Libre opinion: Affaire Arar : les limites de la réparation

En annonçant une compensation de 10 millions envers M. Maher Arar, le gouvernement canadien a franchi un pas de géant dont nous pouvons être fiers. C'est une reconnaissance de la primauté du droit dans notre société canadienne. Elle répond à la violation des droits fondamentaux de M. Arar, et répare l'accroc à notre dignité à tous comme Canadiens.

En vertu du principe de primauté du droit, les Canadiens sont normalement protégés contre l'atteinte arbitraire à leurs droits fondamentaux. Ainsi, la Charte canadienne des droits et libertés protège le droit à la liberté, à la sécurité et à la vie de chacun, toute restriction devant respecter les principes de justice fondamentale. Ces principes ont brillé par leur absence depuis le début de l'épopée de M. Arar.

Mais une réflexion s'impose: pourquoi le gouvernement canadien devrait-il seul compenser M. Arar? La Syrie et les États-Unis n'ont-ils pas eu un triste rôle à jouer, un rôle qui commande réparation?

La Syrie

D'une part, les principes d'immunité des États en matière de poursuite en responsabilité civile réduisent de beaucoup les chances de succès de M. Arar contre la Syrie. La loi sur l'immunité des États énonce la règle générale de l'immunité des États étrangers devant les tribunaux canadiens en matière de responsabilité civile, sauf lorsque les dommages physique sont subis au Canada.

Une telle procédure a d'ailleurs déjà été tentée en Angleterre par un citoyen anglais qui avait été torturé au Koweit, un pays dont il était aussi citoyen. M. Al-Adsani s'était vu opposer devant les tribunaux anglais le fait que le Koweit est un État qui jouit d'une immunité en matière de responsabilité civile et ce, même lorsque la torture est alléguée. La Cour européenne des droits de l'homme avait également tranché que le Royaume-Uni n'avait aucune obligation de lever l'immunité du Koweit, et ce, malgré la torture infligée à M. Al-Adsani au Koweit. On comprend que M. Arar et ses avocats ne se soient pas précipités dans cette voie.

Une alternative à l'action directe contre la Syrie serait le recours à la protection diplomatique. En effet, le Canada pourrait «épouser» la cause de M. Arar et se retourner contre la Syrie, en prétendant qu'une atteinte aux droits de M. Arar constitue une atteinte aux droits du Canada tout entier.
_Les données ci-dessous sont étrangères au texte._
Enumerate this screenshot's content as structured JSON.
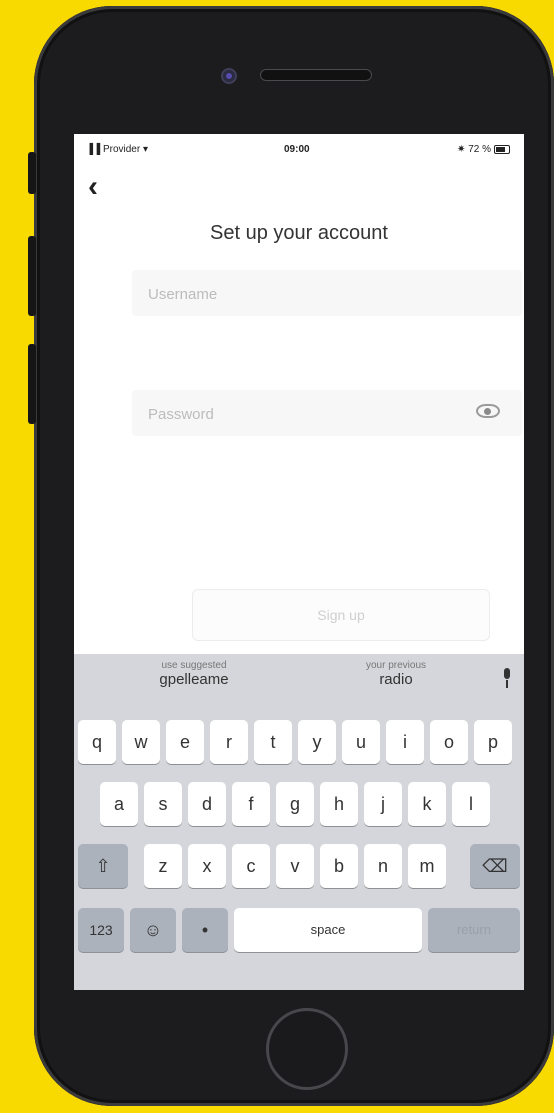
{
  "status_bar": {
    "carrier": "▐▐ Provider ▾",
    "time": "09:00",
    "battery": "✷ 72 %"
  },
  "nav": {
    "back_icon": "‹"
  },
  "screen_title": "Set up your account",
  "form": {
    "username_placeholder": "Username",
    "password_placeholder": "Password",
    "signup_label": "Sign up"
  },
  "keyboard": {
    "suggestions": [
      {
        "hint": "use suggested",
        "word": "gpelleame"
      },
      {
        "hint": "your previous",
        "word": "radio"
      }
    ],
    "row1": [
      "q",
      "w",
      "e",
      "r",
      "t",
      "y",
      "u",
      "i",
      "o",
      "p"
    ],
    "row2": [
      "a",
      "s",
      "d",
      "f",
      "g",
      "h",
      "j",
      "k",
      "l"
    ],
    "row3": [
      "z",
      "x",
      "c",
      "v",
      "b",
      "n",
      "m"
    ],
    "shift_icon": "⇧",
    "delete_icon": "⌫",
    "numbers_label": "123",
    "emoji_icon": "☺",
    "mic_icon": "•",
    "space_label": "space",
    "return_label": "return"
  }
}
Mais puisque M. Arar est un citoyen à la fois de la Syrie et du Canada, cette possibilité se trouve bloquée en raison des règles qui régissent la protection diplomatique. En effet, ces règles, qui font actuellement l'objet d'un débat, limitent encore l'action d'un pays contre un autre pays lorsque le citoyen lésé possède la double nationalité.

Un recours en responsabilité contre les États-Unis rencontrerait la même opposition en matière d'immunité. De même, les pourparlers actuels reposent sur une demande diplomatique du Canada de retirer M. Arar de la liste de suspects liés au terrorisme. Là encore, aucune garantie de succès: la politique étrangère des États-Unis, comme celle du Canada, relève d'une prérogative de l'exécutif. Le droit canadien n'a pas le bras assez long pour franchir les frontières extraterritoriales.

Que pouvons-nous conclure? En raison de l'accroissement de la collaboration entre les services de police de nombreux pays en matière de sécurité, de tels dérapages seront plus fréquents. Il est rassurant de voir que, si les acteurs sociaux, politiques et judiciaires l'y invitent, le gouvernement canadien ne fermera pas toujours les yeux.